PHILIP CATHERINE / PAULO MORELLO / SVEN FALLER . Manoir de mes Rêves
Enja Yellow Bird
Philip Catherine : guitare Paulo Morello : guitares électrique et acoustique Sven Faller : contrebasse
Le guitariste anglo-belge que l’on préfère est de retour dans les bacs avec ce nouveau trio. Accompagné par le guitariste Paulo Morello et le contrebassiste Sven Faller, tous deux allemands, il s’attache à un répertoire de classiques et de chansons qu’il aime depuis toujours. Cela va de Brassens à Paul Misraki ou Michel Berger (en hommage à Maurane) Ajoutez un titre de Django Reinhardt, un autre d’Henri Salvador, un Eddy Louiss de derrière les fagots, et vous obtenez un savant mélange à la saveur un tant soi peu nostalgique. Rien n’est surfait dans ce disque. Les trois artistes se complètent à merveille et l’on avance paisiblement dans ces mélodies qui nous accompagnent (nous les vieux…) depuis quelques décennies et dont il faut bien avouer qu’on les écoute aussi rarement qu’on ne s’en lasse pas, si vous voyez ce que l’on veut dire. L’atmosphère générale du disque est au calme et au plaisir serein du jeu entre amis musiciens qui savent partager leur talent avec l’auditeur. C’est simplement bien fait (nous n’avons pas dit que c’était facile) et nous ne voyons pas ce qui pourrait empêcher un individu quelconque aimant la musique de ne pas écouter cet enregistrement à la quiétude salutaire.
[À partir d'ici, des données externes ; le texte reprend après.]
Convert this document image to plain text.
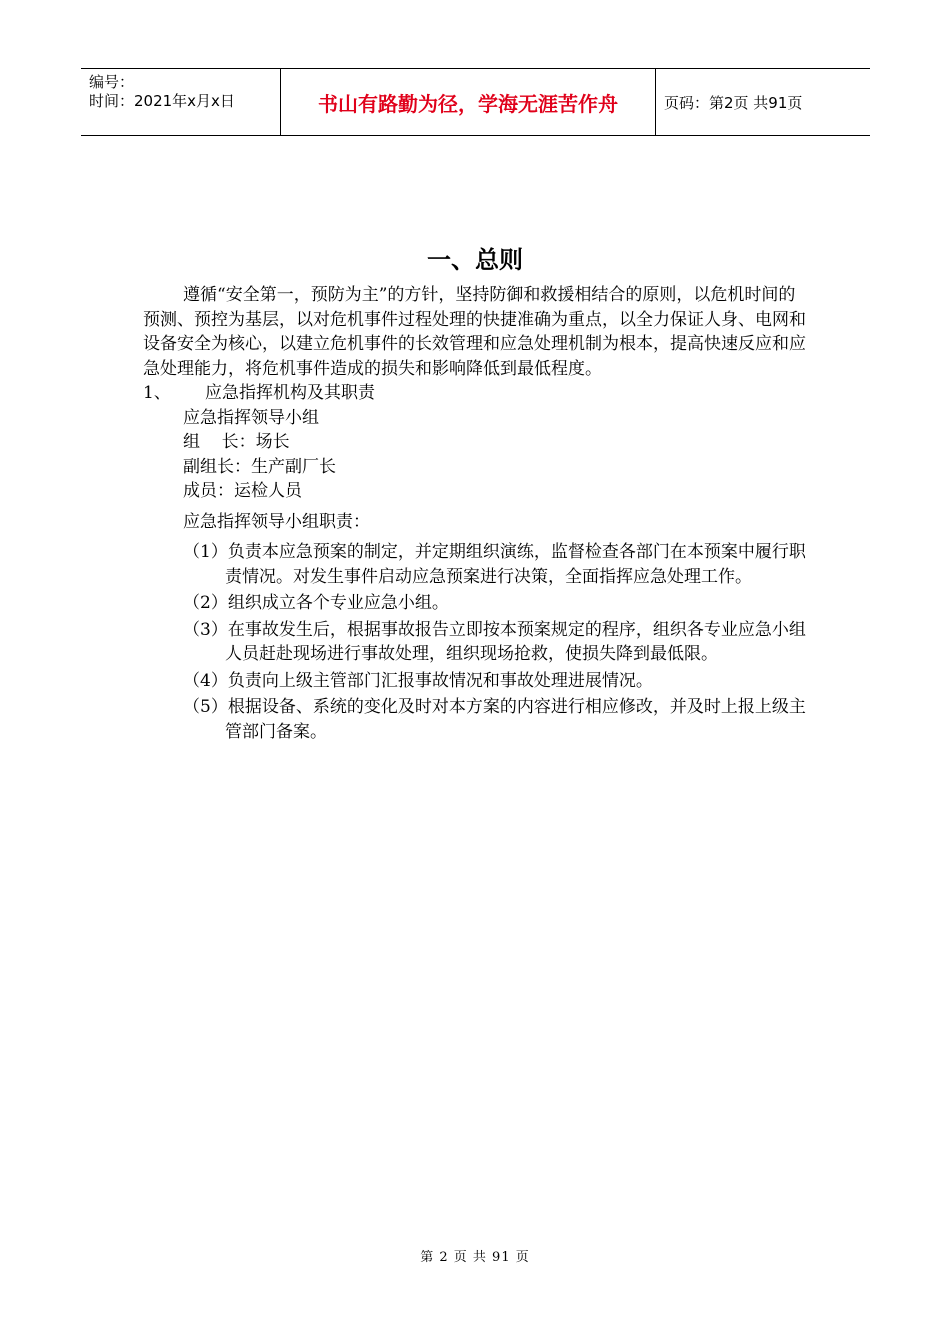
编号：
时间：2021年x月x日	书山有路勤为径，学海无涯苦作舟	页码：第2页 共91页
一、总则

遵循“安全第一，预防为主”的方针，坚持防御和救援相结合的原则，以危机时间的预测、预控为基层，以对危机事件过程处理的快捷准确为重点，以全力保证人身、电网和设备安全为核心，以建立危机事件的长效管理和应急处理机制为根本，提高快速反应和应急处理能力，将危机事件造成的损失和影响降低到最低程度。

1、 应急指挥机构及其职责

应急指挥领导小组

组    长：场长

副组长：生产副厂长

成员：运检人员

应急指挥领导小组职责：

（1）负责本应急预案的制定，并定期组织演练，监督检查各部门在本预案中履行职责情况。对发生事件启动应急预案进行决策，全面指挥应急处理工作。

（2）组织成立各个专业应急小组。

（3）在事故发生后，根据事故报告立即按本预案规定的程序，组织各专业应急小组人员赶赴现场进行事故处理，组织现场抢救，使损失降到最低限。

（4）负责向上级主管部门汇报事故情况和事故处理进展情况。

（5）根据设备、系统的变化及时对本方案的内容进行相应修改，并及时上报上级主管部门备案。

第 2 页 共 91 页
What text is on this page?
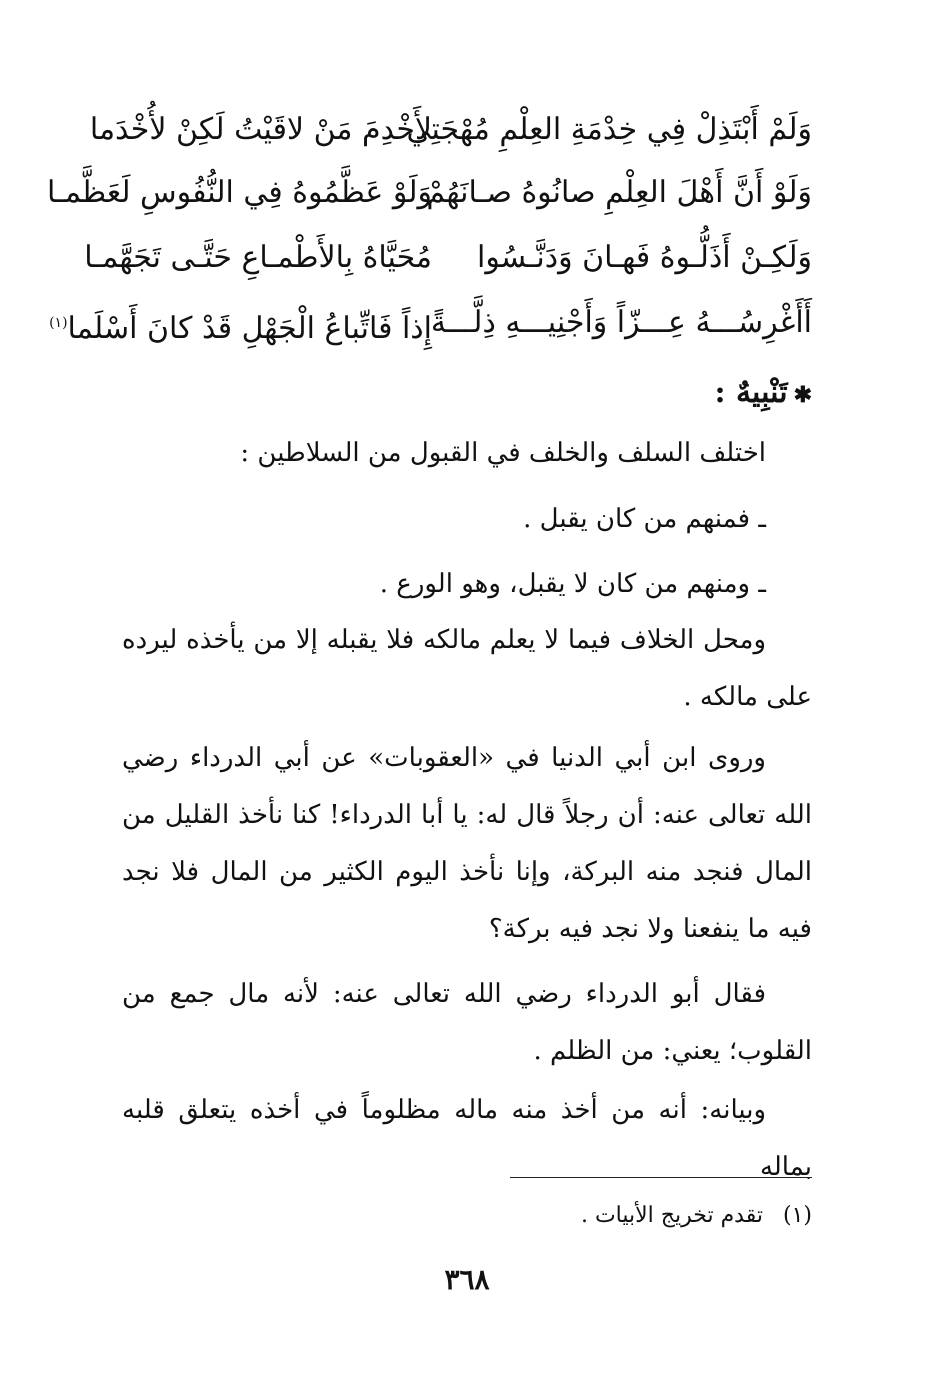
وَلَمْ أَبْتَذِلْ فِي خِدْمَةِ العِلْمِ مُهْجَتِي
لأَخْدِمَ مَنْ لاقَيْتُ لَكِنْ لأُخْدَما
وَلَوْ أَنَّ أَهْلَ العِلْمِ صانُوهُ صـانَهُمْ
وَلَوْ عَظَّمُوهُ فِي النُّفُوسِ لَعَظَّمـا
وَلَكِـنْ أَذَلُّـوهُ فَهـانَ وَدَنَّـسُوا
مُحَيَّاهُ بِالأَطْمـاعِ حَتَّـى تَجَهَّمـا
أَأَغْرِسُـــهُ عِـــزّاً وَأَجْنِيـــهِ ذِلَّـــةً
إِذاً فَاتِّباعُ الْجَهْلِ قَدْ كانَ أَسْلَما$^{(١)}$
✱تَنْبِيهٌ :

اختلف السلف والخلف في القبول من السلاطين :

ـ فمنهم من كان يقبل .

ـ ومنهم من كان لا يقبل، وهو الورع .

ومحل الخلاف فيما لا يعلم مالكه فلا يقبله إلا من يأخذه ليرده على مالكه .

وروى ابن أبي الدنيا في «العقوبات» عن أبي الدرداء رضي الله تعالى عنه: أن رجلاً قال له: يا أبا الدرداء! كنا نأخذ القليل من المال فنجد منه البركة، وإنا نأخذ اليوم الكثير من المال فلا نجد فيه ما ينفعنا ولا نجد فيه بركة؟

فقال أبو الدرداء رضي الله تعالى عنه: لأنه مال جمع من القلوب؛ يعني: من الظلم .

وبيانه: أنه من أخذ منه ماله مظلوماً في أخذه يتعلق قلبه بماله

(١)تقدم تخريج الأبيات .
٣٦٨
Francesco Bearzatti : saxophone ténor Benjamin Moussay : fender rhodes Roberto Gatto : batterie
Il n’y a pas un saxophoniste de jazz vivant sur terre aujourd’hui qui ne soit pas, peu ou prou, un disciple de John Coltrane (vous savez, ce type mort en 1967 auquel on cherche désespérément un successeur…). Où il joue du Kazoo. Bref, la musique écrite par le saxophoniste de Porderone pour ce disque, avec Benjamin Moussay et Roberto Gatto, est à son image : pleinement respectueuse et totalement parcourue par les courants musicaux multiples qu’il affectionne de fréquenter au gré de ses désirs. Francesco Bearzatti est un homme ivre de musique et il est inimaginable qu’il ne donne pas plus qu’il ne peut quand il est sur une scène. Ce disque hommage, qui contient aussi une composition de Coltrane et un traditionnel, est gorgé de vie et d’espace, d’élévation et de fureur intime. C’est d’ailleurs par ce biais qu’il se rapproche du maître car, de bout en bout, c’est bien Francesco Bearzatti que l’on écoute, libre de toute attache et toujours prêt à partager avec nous son envol. Ses acolytes l’épaulent (bien plus qu’ils ne le suivent) avec un engagement total et donnent à ce trio un volume musical imposant et une vraie charge émotionnelle qu’ils transmettent sans peine au public. Un disque ardent, pleinement humain. Comme on les aime.